NEW YORK — New research from Porter Novelli/Cone claims that taking a stand is a key factor in driving a company's reputation.

The 2018 Purpose Premium Index finds that purpose drives 13% of companies’ reputations, making it the third largest factor contributing to consumer perception. Quality is by far the biggest driver, accounting for 65% of corporate reputation. Having vision is the second most important trait, contributing to 18% of company reputation.

However, purpose and reputation are more closely correlated than the numbers make it seem, the agency said, adding that purpose’s influence is great enough to tip public perception one way or the other.

Four companies — Amazon, UPS, Colgate-Palmolive and Alphabet — were named among the country’s top 10 purpose-driven companies, as well as the 10 with the best reputations, by the 6,000 US consumers who participated in the survey.
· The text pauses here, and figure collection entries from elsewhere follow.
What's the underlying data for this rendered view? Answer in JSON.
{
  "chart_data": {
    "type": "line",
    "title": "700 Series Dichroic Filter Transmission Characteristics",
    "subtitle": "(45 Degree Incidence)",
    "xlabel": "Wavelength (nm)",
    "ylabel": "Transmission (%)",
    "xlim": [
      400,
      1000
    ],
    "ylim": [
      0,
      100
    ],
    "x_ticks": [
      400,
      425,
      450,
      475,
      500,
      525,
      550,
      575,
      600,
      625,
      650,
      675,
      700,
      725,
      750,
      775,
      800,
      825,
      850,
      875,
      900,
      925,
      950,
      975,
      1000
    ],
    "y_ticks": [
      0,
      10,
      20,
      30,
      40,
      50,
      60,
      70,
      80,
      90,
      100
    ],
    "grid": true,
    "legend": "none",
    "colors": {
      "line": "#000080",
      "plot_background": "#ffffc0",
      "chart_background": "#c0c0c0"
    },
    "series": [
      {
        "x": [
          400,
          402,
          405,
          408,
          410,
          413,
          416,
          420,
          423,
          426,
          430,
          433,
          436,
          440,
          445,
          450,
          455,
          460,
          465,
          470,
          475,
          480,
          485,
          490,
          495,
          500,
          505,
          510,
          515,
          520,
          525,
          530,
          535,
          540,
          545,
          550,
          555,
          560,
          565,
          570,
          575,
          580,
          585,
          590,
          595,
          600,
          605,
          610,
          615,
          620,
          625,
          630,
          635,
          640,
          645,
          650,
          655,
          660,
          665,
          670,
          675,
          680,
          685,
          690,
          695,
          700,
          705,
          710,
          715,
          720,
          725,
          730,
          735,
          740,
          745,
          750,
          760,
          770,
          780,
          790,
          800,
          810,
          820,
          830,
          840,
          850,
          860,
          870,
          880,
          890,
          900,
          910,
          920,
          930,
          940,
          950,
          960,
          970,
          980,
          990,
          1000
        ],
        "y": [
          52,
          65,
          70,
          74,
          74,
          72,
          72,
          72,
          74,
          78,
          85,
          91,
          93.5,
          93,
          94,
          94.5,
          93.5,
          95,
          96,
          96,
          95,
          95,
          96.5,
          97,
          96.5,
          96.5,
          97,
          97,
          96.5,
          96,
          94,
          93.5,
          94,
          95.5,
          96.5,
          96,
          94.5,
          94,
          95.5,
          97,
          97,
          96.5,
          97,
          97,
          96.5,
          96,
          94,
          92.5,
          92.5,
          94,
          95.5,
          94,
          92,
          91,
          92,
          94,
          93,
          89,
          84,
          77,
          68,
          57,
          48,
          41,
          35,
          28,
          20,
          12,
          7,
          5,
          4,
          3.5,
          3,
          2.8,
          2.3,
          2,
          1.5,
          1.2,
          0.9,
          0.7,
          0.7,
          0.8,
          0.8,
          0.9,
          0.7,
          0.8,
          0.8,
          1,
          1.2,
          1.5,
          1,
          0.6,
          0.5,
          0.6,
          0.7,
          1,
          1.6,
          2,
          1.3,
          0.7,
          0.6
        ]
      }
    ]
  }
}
“As we’ve seen repeatedly in 2018, corporate reputation is painstakingly curated, carefully protected and easily lost. When it comes to reputation scores, every point up or down matters to the consumer and also affects long-term business performance and value,” says Justin Greeves, Porter Novelli’s executive VP, global research & services.

Amazon was ranked first in both categories. UPS and Community Health Systems followed Amazon on the list of the top purpose-driven companies; UPS and Intel were rated No. 2 and No. 3 in reputation.

Amazon being named the most purpose-driven company may raise eyebrwos, given that the ecommerce giant isn't tied to an explicit purpose in the way that companies like Patagonia and REI are.

Greeves said respondents selected Amazon primarily because they believe it cares about both their employees and their customers — so much so that customer service is considered by many a company mission. They also cited Amazon’s continued growth, leadership and innovation as reasons for the designation.

Amazon was also highly rated for operating responsibly (so that it protects and positively impacts society and the environment) and advocating for what it believes in.

That mirrors some of the other insights gleaned from the study.

When it comes to weighing purpose, consumers think most highly of companies that are responsible, caring, advocate for issues and protect the environment in that order, the research showed. And the more purpose a company has, the more consumers are likely to support them.